Why should parties waste time on the big, national issues when people vote only on local matters anyway?
THE call came through on Thursday afternoon. A London-based journalist with a leading international news organisation was on the line. He was very diligently doing some preparatory research in advance of the Irish general election and he wanted a quick briefing from me as to what the big issues would be come next May.
It should have been a routine question to put to a political correspondent of a national newspaper, yet it managed to turn me into a quivering mass of jelly. After much stammering, scratching of my head, filibustering and generally talking nonsense, I had to finally admit that, as of now, I wasn't really sure what the major issues would be come general election time.
All of the talk at the moment, I explained, was which party would go into government with which. Would Labour go in with Fianna Fáil? Would the Greens link up with Fianna Fáil and, possibly, the PDs? Would the PDs be part of ABBA (the anybody but Bertie alliance)? Would Fianna Fáil form a government that was supported by Sinn Féin? Etc, etc.
The journalist patiently listening on the other end of the phone was far too polite to point out that this was surely a case of putting the cart before the horse;
that surely the emphasis should be on the key areas that would determine how people would cast their vote and not on what might happen after the election if any one of 10 different scenarios emerged. But the point could not have been lost on him, nor was it on me.
Of course, the political parties, and no doubt many readers, will dispute my suggest- ion that there are no big issues. What about, just for starters, health, crime, childcare, transport, the environment and immigration? Yes, all these issues are important to people, but will the general election actually be decided by them? Very doubtful.
With virtually every opinion poll, we are told that health is the people's number one priority, but it almost never seems to impact come general election time. A couple of constituencies have elected hospital candidates and in 1989, a perception that Fianna Fáil failed to understand anger over cutbacks in the health services definitely cost the party seats and its chance of an overall majority.
But since then, it's difficult to see how it has influenced elections. In the last general election, the Labour party published a well-thought-out policy promising universal health insurance. It wasn't perfect - the notion of free GP care regardless of a person's wealth is a bad use of resources - but it was a genuinely radical approach to tackling the twotier nature of the Irish health system. Yet it hardly got a look-in at the election, aside from mutterings from Fianna Fáil that it might lead to the scaling down of local hospitals.

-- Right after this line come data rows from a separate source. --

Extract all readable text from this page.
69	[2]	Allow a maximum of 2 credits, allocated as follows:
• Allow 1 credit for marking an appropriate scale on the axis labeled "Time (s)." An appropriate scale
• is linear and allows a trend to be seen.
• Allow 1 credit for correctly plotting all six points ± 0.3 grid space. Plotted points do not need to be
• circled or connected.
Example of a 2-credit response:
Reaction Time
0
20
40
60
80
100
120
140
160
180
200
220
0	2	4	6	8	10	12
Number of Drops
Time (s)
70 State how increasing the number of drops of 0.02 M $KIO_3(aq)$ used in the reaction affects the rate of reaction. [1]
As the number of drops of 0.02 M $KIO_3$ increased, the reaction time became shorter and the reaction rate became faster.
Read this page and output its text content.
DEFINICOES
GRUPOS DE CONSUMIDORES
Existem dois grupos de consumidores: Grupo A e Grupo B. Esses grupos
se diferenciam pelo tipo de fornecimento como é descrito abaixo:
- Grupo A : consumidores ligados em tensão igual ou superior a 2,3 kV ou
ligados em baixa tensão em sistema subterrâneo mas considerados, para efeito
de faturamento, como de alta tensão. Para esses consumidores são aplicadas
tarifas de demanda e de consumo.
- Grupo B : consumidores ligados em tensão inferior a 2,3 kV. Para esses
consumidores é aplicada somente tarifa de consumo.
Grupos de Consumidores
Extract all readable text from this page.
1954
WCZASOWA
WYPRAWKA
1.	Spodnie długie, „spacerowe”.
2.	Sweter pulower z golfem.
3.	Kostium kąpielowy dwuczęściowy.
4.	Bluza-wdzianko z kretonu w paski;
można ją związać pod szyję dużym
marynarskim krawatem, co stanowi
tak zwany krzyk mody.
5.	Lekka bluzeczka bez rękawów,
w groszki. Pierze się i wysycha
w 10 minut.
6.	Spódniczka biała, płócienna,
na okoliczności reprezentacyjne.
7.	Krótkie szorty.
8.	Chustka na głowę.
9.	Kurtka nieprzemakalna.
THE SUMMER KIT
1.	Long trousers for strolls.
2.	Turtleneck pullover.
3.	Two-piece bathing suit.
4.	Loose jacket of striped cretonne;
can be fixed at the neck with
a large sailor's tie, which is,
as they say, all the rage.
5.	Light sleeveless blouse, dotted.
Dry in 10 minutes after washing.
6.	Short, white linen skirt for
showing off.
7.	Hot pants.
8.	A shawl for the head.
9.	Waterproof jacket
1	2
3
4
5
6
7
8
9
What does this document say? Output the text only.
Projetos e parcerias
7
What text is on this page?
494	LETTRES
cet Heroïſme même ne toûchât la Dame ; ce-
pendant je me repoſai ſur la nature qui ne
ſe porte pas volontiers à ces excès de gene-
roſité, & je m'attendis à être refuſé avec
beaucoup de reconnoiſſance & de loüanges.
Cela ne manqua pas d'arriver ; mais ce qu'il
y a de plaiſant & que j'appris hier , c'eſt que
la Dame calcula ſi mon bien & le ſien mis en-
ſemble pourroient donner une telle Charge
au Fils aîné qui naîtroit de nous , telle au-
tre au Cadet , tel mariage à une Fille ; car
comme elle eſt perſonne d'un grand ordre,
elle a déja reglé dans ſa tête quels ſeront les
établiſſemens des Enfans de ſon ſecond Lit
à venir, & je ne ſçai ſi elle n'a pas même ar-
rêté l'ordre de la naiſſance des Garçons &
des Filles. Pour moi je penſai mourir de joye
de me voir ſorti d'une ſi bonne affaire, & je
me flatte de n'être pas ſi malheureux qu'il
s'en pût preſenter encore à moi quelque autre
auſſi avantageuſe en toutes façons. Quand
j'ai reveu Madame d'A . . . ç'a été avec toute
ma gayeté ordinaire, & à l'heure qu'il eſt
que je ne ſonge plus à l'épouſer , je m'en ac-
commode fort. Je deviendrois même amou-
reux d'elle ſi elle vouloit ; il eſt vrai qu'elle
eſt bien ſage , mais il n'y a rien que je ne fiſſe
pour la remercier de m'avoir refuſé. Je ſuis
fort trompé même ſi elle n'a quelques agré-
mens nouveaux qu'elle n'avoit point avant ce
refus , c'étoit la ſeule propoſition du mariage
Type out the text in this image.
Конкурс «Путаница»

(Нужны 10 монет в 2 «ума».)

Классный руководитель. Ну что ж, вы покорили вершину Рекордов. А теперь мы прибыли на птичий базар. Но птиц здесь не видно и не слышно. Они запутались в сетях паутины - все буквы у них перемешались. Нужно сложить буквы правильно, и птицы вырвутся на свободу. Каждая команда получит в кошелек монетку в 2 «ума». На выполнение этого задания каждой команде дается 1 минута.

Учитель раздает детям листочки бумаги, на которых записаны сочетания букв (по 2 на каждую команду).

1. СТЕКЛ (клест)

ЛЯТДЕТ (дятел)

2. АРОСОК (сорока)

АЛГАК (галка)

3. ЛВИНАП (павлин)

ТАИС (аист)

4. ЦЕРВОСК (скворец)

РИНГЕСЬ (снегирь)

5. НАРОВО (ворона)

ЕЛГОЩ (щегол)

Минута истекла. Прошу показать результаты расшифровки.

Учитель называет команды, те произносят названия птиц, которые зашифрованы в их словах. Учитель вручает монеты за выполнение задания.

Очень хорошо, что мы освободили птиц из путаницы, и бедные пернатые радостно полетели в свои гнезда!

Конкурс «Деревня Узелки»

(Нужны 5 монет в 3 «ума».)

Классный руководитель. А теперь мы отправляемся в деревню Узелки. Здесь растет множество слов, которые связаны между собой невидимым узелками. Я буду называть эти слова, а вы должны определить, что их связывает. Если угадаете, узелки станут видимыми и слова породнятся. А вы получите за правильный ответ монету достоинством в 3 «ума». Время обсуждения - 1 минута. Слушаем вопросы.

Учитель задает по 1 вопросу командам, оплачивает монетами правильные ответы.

Crime did have an impact in the 1997 general election when Fianna Fáil's zero tolerance policy got a lot of publicity but, with zero tolerance now but a distant memory of an almost quaint bygone age, does anybody still believe that any of the parties have a magic wand to tackle crime? Fine Gael have been telling us that Enda Kenny will "make the criminals pay for their crimes" but, aside from the oh so daft 'boot camp' idea, detail on exactly how those criminals will be made pay has been pretty thin on the ground.
It would wrong to say that political parties don't come up with policies.
Come general election time, all the parties will produce pages upon pages of policies, some of which will be pretty innovative. The problem is that nobody really pays very much attention to them.
The media are as much to blame as anybody. We are bored by the detail in policies and, rightly or wrongly, believe readers or viewers aren't interested.
After the last general election, a politician revealed privately to this columnist that his party knew nobody in the media was paying close attention to its policy pronouncements when a glaring problem with one of its key policy documents went wholly undetected.
General issues such as the economy and immigration will of course prove influential in the run-up to the election, but the reality of Irish general elections is that people tend to vote for a person rather than a party. As Albert Reynolds once pointed out, the next general election will effectively be 43 separate elections.
While of course those individual elections are impacted by national swings - witness the collapse of Fine Gael in 2002 or the "Spring tide" of 10 years earlier - it's generally the work done on the ground by a politician that will secure his or her election.
That has spawned the monster where the state spends over Euro5m a year on salaries of staff to deal with the constituency work of government ministers. Ministers can apparently issue up to a thousand letters and emails a week on behalf of constituents. It's a fair bet that a good percentage of that communication is utterly pointless but unless the letters and emails are sent, the politician probably won't be re-elected. We can't have it both ways. If we only vote for politicians that prime the parish pump, we have to expect that such controversies will arise.
And, more worryingly, we also have to accept that real policy choices will never be central to our general elections.